Mystified by how their deductions have been correct along the way and yet her lungs are failing, House forces the team to walk through the diagnosis and treatments again. "Is it just me, or have we discovered a flaw in the scientific method?" he grouses. What's missing is, again shockingly, that Leona lied: she hadn't been living in a homeless shelter, but in the recording studio, where she was infected with a fungus that was destroying her lungs.

House's last contact with Leona is to tell her that he ran a paternity test against Crandall's wishes, and that her lie is actually true - he is her father. It's unfortunate Leona didn't have more opportunity to display a personality throughout the episode, since the impact of the nice (or was it?) gesture is lessened a bit by the scene coming between House and the fairly formless girl.

Our last contact with House is to see that he lied, and to see him on his apartment couch staring at the evidence of his lie - the negative paternity test - with an empty syringe next to him. Crandall so badly wanted her to be his daughter that House paid his debt to him with that lie. This from the man who spent the episode telling Cuddy that "genes matter, who you are matters."

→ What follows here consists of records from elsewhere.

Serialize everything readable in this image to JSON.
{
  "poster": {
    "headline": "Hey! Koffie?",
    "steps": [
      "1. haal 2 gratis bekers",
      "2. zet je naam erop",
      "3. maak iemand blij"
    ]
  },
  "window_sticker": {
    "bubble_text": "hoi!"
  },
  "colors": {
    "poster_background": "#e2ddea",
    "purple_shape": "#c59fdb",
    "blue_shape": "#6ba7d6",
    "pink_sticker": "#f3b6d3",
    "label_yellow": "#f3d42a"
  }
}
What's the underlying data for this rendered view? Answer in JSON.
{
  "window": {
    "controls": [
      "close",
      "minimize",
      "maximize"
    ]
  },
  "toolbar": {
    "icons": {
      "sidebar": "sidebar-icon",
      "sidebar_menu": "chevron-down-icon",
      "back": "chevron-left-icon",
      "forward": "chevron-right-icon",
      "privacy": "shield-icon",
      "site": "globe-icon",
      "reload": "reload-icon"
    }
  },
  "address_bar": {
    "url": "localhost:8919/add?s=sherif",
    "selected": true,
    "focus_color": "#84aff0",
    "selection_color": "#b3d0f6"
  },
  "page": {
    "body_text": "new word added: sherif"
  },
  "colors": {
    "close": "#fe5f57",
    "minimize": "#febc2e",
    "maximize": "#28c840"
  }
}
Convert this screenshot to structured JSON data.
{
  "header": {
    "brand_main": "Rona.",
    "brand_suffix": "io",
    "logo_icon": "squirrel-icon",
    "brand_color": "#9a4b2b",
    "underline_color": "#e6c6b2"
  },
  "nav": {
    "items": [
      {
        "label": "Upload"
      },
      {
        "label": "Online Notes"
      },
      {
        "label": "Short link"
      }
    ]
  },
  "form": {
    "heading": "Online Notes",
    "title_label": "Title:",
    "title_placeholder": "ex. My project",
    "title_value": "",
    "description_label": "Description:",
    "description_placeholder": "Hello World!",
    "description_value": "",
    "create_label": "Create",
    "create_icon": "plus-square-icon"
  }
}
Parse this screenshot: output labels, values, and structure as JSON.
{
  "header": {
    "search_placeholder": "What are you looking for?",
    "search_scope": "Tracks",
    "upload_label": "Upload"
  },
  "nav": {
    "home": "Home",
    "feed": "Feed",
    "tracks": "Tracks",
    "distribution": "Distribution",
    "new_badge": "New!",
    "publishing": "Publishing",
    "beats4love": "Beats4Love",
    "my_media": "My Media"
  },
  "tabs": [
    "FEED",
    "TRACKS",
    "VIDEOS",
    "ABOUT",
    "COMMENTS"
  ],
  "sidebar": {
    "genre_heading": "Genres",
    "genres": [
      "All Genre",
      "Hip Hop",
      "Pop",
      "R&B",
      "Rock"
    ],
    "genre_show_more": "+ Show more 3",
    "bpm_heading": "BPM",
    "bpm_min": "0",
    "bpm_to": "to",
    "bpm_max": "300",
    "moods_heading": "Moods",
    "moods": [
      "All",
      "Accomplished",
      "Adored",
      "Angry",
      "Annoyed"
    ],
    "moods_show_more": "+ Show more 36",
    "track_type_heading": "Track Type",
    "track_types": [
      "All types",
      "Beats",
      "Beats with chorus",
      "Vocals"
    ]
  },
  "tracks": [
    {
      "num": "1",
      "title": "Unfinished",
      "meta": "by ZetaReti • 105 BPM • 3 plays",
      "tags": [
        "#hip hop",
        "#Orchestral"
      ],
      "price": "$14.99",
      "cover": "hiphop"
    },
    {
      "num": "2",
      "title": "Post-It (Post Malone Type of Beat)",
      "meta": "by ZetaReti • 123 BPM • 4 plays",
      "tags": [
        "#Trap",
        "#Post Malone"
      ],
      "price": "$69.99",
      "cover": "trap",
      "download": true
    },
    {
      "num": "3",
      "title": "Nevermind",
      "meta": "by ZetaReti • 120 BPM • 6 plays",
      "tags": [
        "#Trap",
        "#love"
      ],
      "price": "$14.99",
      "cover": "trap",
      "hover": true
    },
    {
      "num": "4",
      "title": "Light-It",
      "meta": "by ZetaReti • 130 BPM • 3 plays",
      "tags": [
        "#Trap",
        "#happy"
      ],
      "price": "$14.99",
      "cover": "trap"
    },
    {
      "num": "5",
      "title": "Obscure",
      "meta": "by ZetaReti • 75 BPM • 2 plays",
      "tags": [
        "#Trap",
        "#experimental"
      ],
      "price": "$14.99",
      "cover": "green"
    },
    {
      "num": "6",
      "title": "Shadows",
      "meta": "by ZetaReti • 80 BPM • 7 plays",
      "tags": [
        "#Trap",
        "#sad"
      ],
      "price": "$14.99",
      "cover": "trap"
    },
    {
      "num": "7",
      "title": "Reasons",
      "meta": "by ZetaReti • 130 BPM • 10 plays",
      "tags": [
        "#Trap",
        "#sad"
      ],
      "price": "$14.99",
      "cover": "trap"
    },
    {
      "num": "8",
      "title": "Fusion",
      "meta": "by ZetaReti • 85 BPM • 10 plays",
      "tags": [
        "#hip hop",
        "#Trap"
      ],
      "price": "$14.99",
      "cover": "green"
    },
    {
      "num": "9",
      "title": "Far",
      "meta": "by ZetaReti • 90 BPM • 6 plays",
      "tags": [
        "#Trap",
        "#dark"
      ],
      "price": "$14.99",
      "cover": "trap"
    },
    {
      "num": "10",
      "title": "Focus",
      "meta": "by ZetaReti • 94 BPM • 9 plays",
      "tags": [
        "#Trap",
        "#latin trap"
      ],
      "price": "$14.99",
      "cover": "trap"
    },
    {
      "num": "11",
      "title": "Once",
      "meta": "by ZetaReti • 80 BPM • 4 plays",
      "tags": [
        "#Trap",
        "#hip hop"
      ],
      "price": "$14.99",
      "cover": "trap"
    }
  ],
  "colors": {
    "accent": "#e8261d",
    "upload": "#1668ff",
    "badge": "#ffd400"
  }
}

Without ever leaving the hospital, we learn something significant about Cuddy's life outside it - she has few people to turn to. In "Who's Your Daddy?" she goes to House for advice in selecting a genetically suitable sperm donor, and he's the one she asks to give her the required twice-a-day injections for in vitro fertilization. She, he, and we also learn how deeply she trusts him, and, perhaps, likes him. He tries to persuade her not to create a designer loser baby, not to go with an anonymous donor based only on genetics rather than personality.
House: You want someone you can trust.
Cuddy: Someone like you?
House: Someone you like.

I'm still ambivalent about the Cuddy-wants-a-baby-possibly-with-House storyline (I'm using the less common "oh dear god, please no" definition of "ambivalent"), but they are just so fun together, and there was even sweetness between them here. And I'm not opposed to House and Cuddy's ongoing flirtation (this would be the "oh please, give us more and let that be the end-game of the show way, way in the future" definition of "not opposed"), particularly when it's manifested in her strategically opening drawers into his, er, lap, and him staring appreciatively at her ass while insulting her.

House's clinic patient this episode is the cutest, giggliest little boy who makes the most adorably random sneeze in the middle of the scene. As with the girl obsessed with finding Nemo/marching the penguin of a couple of episodes ago, all the way back to the early episodes of the first season such as "Maternity," when House says "people don’t bug me until they get teeth," and "The Socratic Method," when House keeps calling the son of a patient a "nice kid," he proves he can be surprisingly good with children. But c'mon Cuddy, remember, those kids grow up to be teenagers like Leona, and adults like, well, you.

Instead of taking my advice about House's paternal potential, toward the end of the episode, Cuddy arrives at his office, scattered and hopeful, to thank him for the IVF injections.
House: You came all the way up here just to tell me that?
Cuddy: No. (She leaves the office)

Hmm. So far, I'm amused and intrigued. But they really can't be going there, can they?

The season finale airs next Tuesday, May 23, at 9 p.m. I hate to raise expectations based solely on the credits, but it was written and directed by Mr. "Three Stories," Emmy-winning creator David Shore, so my own expectations are not unraised.